“Playful Fox” by Jessica Marker. Photo courtesy Robin Nelson-Wicks

“Playful Fox” by Jessica Marker. Photo courtesy Robin Nelson-Wicks

By Laurelle Walsh

Two Liberty Bell High School students have received accolades at the Regional High School Art Show hosted by the Wenatchee Valley Museum and Cultural Center.

Sophomore Jessica Marker won first place in the three-dimensional category for her sculpture, “Playful Fox.”

Marker, a second-year ceramics student, said she was inspired to create the realistic sculpture of an Arctic marble fox out of her love of exotic animals. After doing library research on the fox, Marker made preliminary sketches for her piece.

She built a newspaper armature for the sculpture, and then modeled clay slabs around the form. The piece, once dry, was fired. Marker then used acrylic paints to give the fox lifelike details such as shiny brown eyes, and mounted it on a wood pedestal, which she also built.

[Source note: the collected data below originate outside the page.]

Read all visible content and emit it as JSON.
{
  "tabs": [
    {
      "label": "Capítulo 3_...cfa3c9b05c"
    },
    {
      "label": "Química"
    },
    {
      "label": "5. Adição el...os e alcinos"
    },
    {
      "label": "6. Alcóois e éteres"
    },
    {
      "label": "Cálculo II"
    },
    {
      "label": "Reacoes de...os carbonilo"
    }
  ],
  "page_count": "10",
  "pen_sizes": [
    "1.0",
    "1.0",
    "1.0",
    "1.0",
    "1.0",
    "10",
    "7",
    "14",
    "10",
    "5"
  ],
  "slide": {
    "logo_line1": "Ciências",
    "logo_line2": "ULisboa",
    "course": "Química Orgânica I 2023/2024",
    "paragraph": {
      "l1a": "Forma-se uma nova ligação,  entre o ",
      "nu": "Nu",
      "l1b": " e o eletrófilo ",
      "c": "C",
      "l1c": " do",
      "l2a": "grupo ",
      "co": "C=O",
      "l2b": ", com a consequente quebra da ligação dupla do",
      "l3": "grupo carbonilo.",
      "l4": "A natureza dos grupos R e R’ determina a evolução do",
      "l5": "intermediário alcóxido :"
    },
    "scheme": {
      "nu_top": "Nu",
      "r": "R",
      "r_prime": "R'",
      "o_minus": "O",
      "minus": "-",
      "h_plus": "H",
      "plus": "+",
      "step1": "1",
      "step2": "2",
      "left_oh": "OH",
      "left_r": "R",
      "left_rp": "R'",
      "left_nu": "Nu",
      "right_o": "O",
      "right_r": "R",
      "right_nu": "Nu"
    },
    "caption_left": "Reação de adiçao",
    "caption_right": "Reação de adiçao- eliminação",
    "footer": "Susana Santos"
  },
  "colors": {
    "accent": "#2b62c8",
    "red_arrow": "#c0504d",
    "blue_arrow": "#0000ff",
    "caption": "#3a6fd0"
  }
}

“[Marker’s] piece has personality and is charming,” remarked Liberty Bell art teacher Robin Nelson-Wicks. “It looks like it might wink at the viewer and do something teasing and tricky.”

Senior Dawn Smith won third place in the photography category for her color photograph, “My Life Right Now.”

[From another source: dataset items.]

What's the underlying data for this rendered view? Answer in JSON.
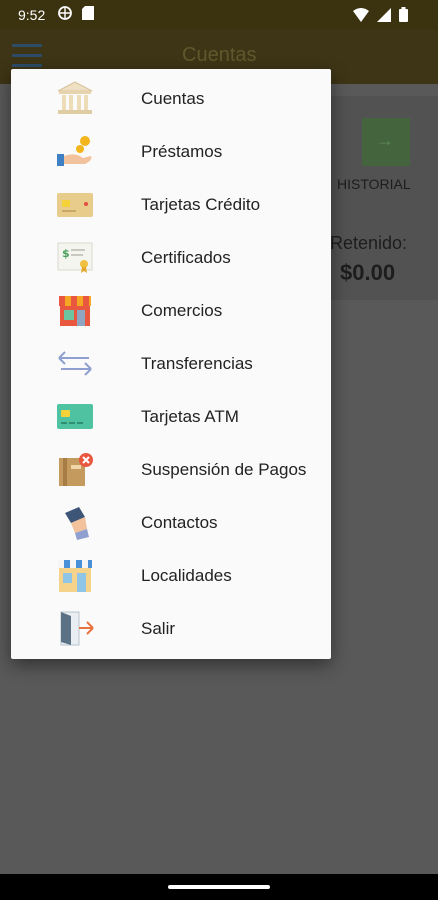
{
  "status": {
    "time": "9:52"
  },
  "app_bar": {
    "title": "Cuentas"
  },
  "background": {
    "history_label": "HISTORIAL",
    "retenido_label": "Retenido:",
    "retenido_value": "$0.00"
  },
  "menu": {
    "items": [
      {
        "label": "Cuentas",
        "icon": "bank-icon"
      },
      {
        "label": "Préstamos",
        "icon": "loan-icon"
      },
      {
        "label": "Tarjetas Crédito",
        "icon": "credit-card-icon"
      },
      {
        "label": "Certificados",
        "icon": "certificate-icon"
      },
      {
        "label": "Comercios",
        "icon": "store-icon"
      },
      {
        "label": "Transferencias",
        "icon": "transfer-arrows-icon"
      },
      {
        "label": "Tarjetas ATM",
        "icon": "atm-card-icon"
      },
      {
        "label": "Suspensión de Pagos",
        "icon": "suspend-payment-icon"
      },
      {
        "label": "Contactos",
        "icon": "contact-icon"
      },
      {
        "label": "Localidades",
        "icon": "building-icon"
      },
      {
        "label": "Salir",
        "icon": "exit-door-icon"
      }
    ]
  }
}
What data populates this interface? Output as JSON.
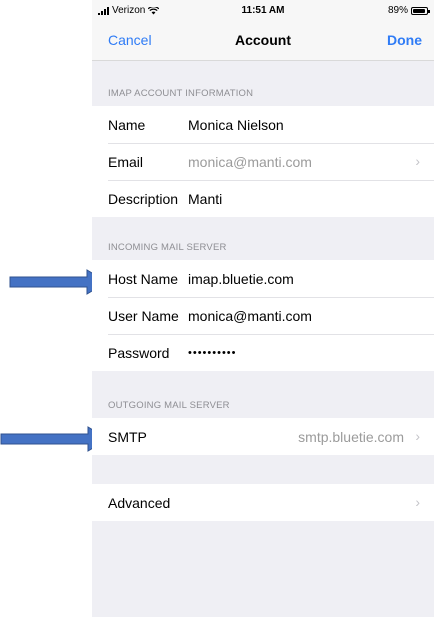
{
  "status": {
    "carrier": "Verizon",
    "time": "11:51 AM",
    "battery": "89%",
    "battery_level": 0.89
  },
  "nav": {
    "cancel": "Cancel",
    "title": "Account",
    "done": "Done"
  },
  "imap": {
    "header": "IMAP ACCOUNT INFORMATION",
    "name_label": "Name",
    "name_value": "Monica Nielson",
    "email_label": "Email",
    "email_value": "monica@manti.com",
    "description_label": "Description",
    "description_value": "Manti"
  },
  "incoming": {
    "header": "INCOMING MAIL SERVER",
    "host_label": "Host Name",
    "host_value": "imap.bluetie.com",
    "user_label": "User Name",
    "user_value": "monica@manti.com",
    "password_label": "Password",
    "password_value": "••••••••••"
  },
  "outgoing": {
    "header": "OUTGOING MAIL SERVER",
    "smtp_label": "SMTP",
    "smtp_value": "smtp.bluetie.com"
  },
  "advanced": {
    "label": "Advanced"
  },
  "icons": {
    "chevron": "›",
    "wifi": "wifi-icon",
    "battery": "battery-icon",
    "signal": "signal-icon",
    "arrow": "arrow-right-icon"
  },
  "colors": {
    "accent": "#2f7cf6",
    "annotation_arrow": "#3f6fc6",
    "group_bg": "#efeff4"
  }
}
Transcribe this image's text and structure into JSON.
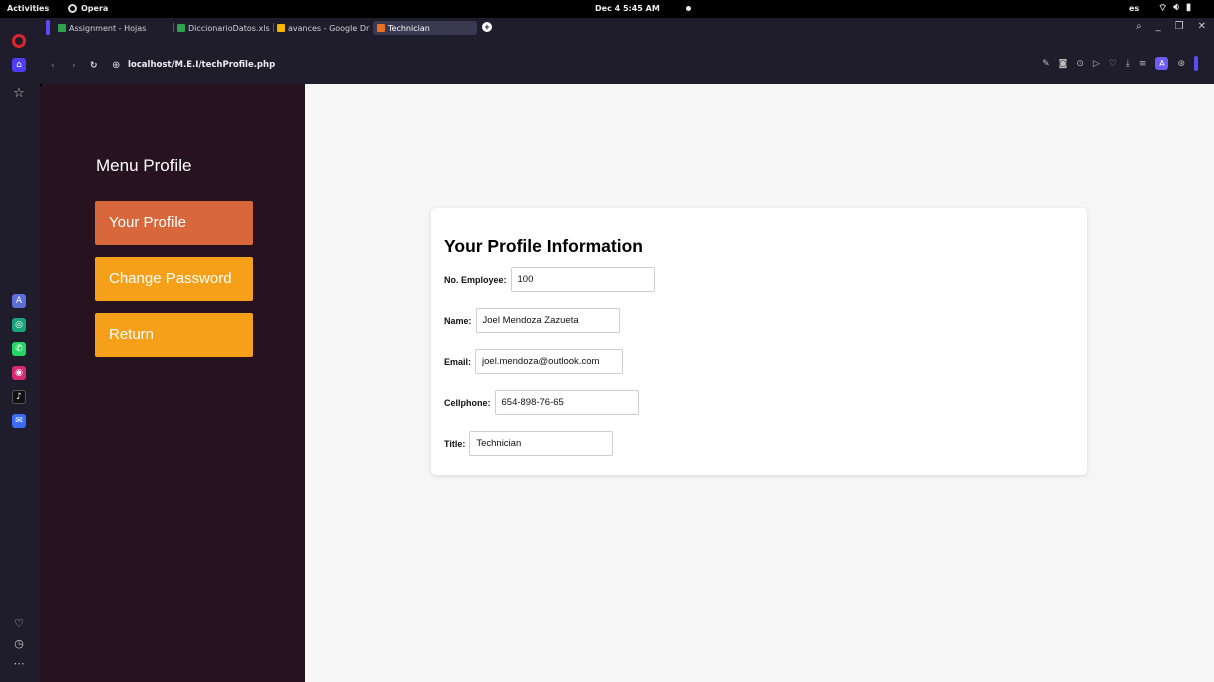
{
  "system_bar": {
    "activities": "Activities",
    "app_name": "Opera",
    "clock": "Dec 4  5:45 AM",
    "language": "es"
  },
  "tabs": [
    {
      "label": "Assignment - Hojas",
      "icon_color": "#2fa44f"
    },
    {
      "label": "DiccionarioDatos.xls",
      "icon_color": "#2fa44f"
    },
    {
      "label": "avances - Google Dr",
      "icon_color": "#f4b400"
    },
    {
      "label": "Technician",
      "icon_color": "#e8712a",
      "active": true
    }
  ],
  "address_bar": {
    "url": "localhost/M.E.I/techProfile.php"
  },
  "menu": {
    "title": "Menu Profile",
    "items": [
      {
        "label": "Your Profile"
      },
      {
        "label": "Change Password"
      },
      {
        "label": "Return"
      }
    ]
  },
  "profile": {
    "title": "Your Profile Information",
    "fields": {
      "employee": {
        "label": "No. Employee:",
        "value": "100"
      },
      "name": {
        "label": "Name:",
        "value": "Joel Mendoza Zazueta"
      },
      "email": {
        "label": "Email:",
        "value": "joel.mendoza@outlook.com"
      },
      "cellphone": {
        "label": "Cellphone:",
        "value": "654-898-76-65"
      },
      "title": {
        "label": "Title:",
        "value": "Technician"
      }
    }
  },
  "colors": {
    "menu_bg": "#27121f",
    "active_button": "#d8683b",
    "button": "#f6a019",
    "page_bg": "#f6f6f6"
  }
}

Smith has been an art student since she was a child, and has always been interested in and loved art, she said.

"My life right now," by senior Dawn Smith. Photo courtesy Robin Nelson-Wicks

“My life right now,” by senior Dawn Smith. Photo courtesy Robin Nelson-Wicks

Her winning photo was created out of two separate images. The first image is of a misty, forested hillside which, using Photoshop, she overlaid with a photo of a stained-glass panel she had made in preschool, achieving the effect of viewing the hillside through a stained-glass window.

Smith said her work with Nelson-Wicks has inspired her to “push myself beyond my skill level, and take my artistic skill further in college and a future career.”

The Regional High School Art Show includes work by high school students throughout North Central Washington, and will be on display at the Wenatchee Valley Museum until April 12.